Ale w sumie też nie zaszkodził.
Półtora miesiąca temu przez internet przewaliła się fama, że Burger King daje jakiemuś blogerowi 100 tys. złotych za to żeby o nim pisał, lub coś w tym stylu.
Okazało się, że tym blogerem jest Kominek, który dogadał się z menadżerką Burger Kinga w kwestii sponsorowania wojaży Kominka po USA w zamian za jakieś jej opisy z okazjonalnym zająkaniem się na temat dobrodzieja.
Ciekaw byłem skutków tego eksperymentu, dlatego zajrzałem na serwis alexa.
Kominek w statystykach serwisu alexa.com
Jak widać po wykresie, cała akcja ani nie przysłużyła się Kominkowi ani mu nie zaszkodziła.
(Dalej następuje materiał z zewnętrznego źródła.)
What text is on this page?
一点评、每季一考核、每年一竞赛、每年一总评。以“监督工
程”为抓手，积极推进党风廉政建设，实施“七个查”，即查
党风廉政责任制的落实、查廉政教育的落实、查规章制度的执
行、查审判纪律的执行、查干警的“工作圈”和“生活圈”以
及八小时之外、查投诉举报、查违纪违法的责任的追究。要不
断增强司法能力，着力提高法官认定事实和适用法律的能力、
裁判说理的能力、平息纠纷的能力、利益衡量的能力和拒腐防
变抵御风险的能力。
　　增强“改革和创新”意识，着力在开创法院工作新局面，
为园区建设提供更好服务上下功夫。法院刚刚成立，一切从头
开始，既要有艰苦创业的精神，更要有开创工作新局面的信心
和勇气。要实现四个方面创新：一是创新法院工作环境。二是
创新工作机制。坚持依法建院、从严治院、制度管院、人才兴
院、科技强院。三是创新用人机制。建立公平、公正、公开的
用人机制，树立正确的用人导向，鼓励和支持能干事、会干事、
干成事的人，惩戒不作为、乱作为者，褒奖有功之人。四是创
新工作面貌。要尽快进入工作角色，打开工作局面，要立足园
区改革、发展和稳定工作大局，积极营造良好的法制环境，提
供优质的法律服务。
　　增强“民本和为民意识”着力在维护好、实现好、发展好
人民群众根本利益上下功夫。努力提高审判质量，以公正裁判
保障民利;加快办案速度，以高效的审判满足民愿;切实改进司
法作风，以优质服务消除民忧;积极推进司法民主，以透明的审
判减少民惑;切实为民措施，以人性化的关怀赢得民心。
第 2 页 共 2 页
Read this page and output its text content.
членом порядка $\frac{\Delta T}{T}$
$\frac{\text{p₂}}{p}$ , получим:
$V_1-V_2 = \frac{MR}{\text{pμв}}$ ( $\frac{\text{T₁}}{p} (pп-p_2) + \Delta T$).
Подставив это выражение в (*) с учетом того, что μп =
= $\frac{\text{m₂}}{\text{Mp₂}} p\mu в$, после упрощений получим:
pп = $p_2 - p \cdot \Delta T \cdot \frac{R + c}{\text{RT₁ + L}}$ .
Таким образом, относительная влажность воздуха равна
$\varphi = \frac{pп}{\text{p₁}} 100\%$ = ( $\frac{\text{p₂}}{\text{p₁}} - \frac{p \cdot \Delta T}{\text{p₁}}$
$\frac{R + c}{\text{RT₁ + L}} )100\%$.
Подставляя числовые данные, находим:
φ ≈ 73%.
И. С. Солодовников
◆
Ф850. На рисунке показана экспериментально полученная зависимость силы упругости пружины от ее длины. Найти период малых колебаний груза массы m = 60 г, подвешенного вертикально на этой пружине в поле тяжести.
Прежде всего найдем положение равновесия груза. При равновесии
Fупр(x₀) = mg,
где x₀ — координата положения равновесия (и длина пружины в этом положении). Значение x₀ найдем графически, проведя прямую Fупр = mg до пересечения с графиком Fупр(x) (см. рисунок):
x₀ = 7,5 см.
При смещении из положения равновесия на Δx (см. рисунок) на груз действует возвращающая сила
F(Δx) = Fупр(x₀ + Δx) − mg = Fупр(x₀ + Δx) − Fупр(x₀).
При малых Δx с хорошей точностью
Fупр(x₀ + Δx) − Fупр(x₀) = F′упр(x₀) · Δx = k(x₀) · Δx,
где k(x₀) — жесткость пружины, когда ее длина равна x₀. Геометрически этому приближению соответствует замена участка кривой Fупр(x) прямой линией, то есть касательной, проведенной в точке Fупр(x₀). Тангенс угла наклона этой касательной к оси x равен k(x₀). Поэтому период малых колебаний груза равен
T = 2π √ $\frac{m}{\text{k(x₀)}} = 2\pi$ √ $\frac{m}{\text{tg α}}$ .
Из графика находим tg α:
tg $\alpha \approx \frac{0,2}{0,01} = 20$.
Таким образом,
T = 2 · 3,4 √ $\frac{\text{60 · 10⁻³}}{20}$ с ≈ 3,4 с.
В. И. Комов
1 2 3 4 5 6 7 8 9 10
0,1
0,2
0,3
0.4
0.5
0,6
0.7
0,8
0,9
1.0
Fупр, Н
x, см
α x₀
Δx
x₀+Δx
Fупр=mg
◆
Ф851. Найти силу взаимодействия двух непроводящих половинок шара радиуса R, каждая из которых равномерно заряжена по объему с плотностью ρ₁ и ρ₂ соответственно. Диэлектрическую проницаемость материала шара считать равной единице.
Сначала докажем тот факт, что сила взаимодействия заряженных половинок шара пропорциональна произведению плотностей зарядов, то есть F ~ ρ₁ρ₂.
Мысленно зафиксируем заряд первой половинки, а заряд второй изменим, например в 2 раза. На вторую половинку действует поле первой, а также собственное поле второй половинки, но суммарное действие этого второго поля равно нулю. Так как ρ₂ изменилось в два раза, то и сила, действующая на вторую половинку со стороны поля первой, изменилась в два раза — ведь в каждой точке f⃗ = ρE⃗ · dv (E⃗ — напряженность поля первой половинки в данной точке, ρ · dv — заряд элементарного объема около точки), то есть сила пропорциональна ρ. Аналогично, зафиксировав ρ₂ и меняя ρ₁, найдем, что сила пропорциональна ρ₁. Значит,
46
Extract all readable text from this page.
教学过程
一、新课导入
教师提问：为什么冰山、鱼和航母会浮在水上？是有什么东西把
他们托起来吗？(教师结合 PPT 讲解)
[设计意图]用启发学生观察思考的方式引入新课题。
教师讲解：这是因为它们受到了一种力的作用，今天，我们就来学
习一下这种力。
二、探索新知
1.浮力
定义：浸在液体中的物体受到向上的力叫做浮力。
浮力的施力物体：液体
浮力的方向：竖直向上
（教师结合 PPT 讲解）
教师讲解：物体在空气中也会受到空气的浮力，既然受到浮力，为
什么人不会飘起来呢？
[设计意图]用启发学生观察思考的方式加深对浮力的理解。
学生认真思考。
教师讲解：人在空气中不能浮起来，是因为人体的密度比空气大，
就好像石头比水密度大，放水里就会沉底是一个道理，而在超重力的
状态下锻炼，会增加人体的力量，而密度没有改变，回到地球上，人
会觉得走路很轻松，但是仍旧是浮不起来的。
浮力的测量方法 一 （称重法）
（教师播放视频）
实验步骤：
Ilość odwiedzających, po gwałtownym wzroście w dniach szumu medialnego utrzymuje się na mniej więcej stałym poziomie.
[Wg samego Kominka: "Informacje o kampanii, a także wywiady z jej autorami i głównym bohaterem, wygenerowały w mediach drukowanych, elektronicznych i online blisko 200 publikacji, z którymi mogło się zetknąć nawet 30 milionów czytelników."]
Niestety wyników tej zabawy dla drugiej strony, czyli Burger Kinga, raczej nigdy nie poznamy bo śmiało obstawiam, że były – żadne. [patrz niżej na dopisek]
Niestety Internet i Internauci kompletnie się nie liczą. Takoż nie liczą się kompletnie osoby popularne wśród Internautów.
Ciągle widać, że liczy się tylko telewizja, a na ekranie Kominek wypada fatalnie 🙁
A szkoda, bo po pierwsze mógłby być gwiazdą miary Kuby Wojewódzkiego czy też Majewskiego, a po drugie nie wypadałyby mi zęby z rozpaczy podczas przypadkowego oglądnięcia kawałeczka programu prowadzonego przez głównego wyjca z zespołu „Ich Troje”. Toż to była dopiero żenada!
p.s.
Zabawne jest, że media przeoczają systematycznie skalę poczytności bloga Korwina-Mikke – wielokrotnie większą niż wszystkich blogerów razem wziętych – uparcie wmawiając tłumowi, że królem Internetu jest… Kominek.
Wstyd z powodu braku profesjonalizmu albo śmiech na sali!
Jak ktoś nie wierzy mi na słowo to niech sobie choćby sprawdzi ilość fanów na Twarzobogu jaką ma Korwin a jaką Kominek.
Dopisek:
Na temat akcji wypowiedział się jednak i Burger King.
Cytuję (również z wpisu Kominka):
Jesteśmy bardzo zadowoleni z przebiegu akcji „Burger King Trip”.Duży przyrost liczby fanów i użytkowników naszego fan page na Facebooku to jeden ze wskaźników, którym mierzymy sukces tej kampanii – mówi Daniel Kasper, Brand President marki Burger King – Bardziej, niż ilościowe, cieszą nas jednak wskaźniki jakościowe.Udało nam się bowiem zbudować jedną z najlepszych społeczności w polskim facebooku: zaangażowaną, chętnie podejmującą dialog z marką i lojalną.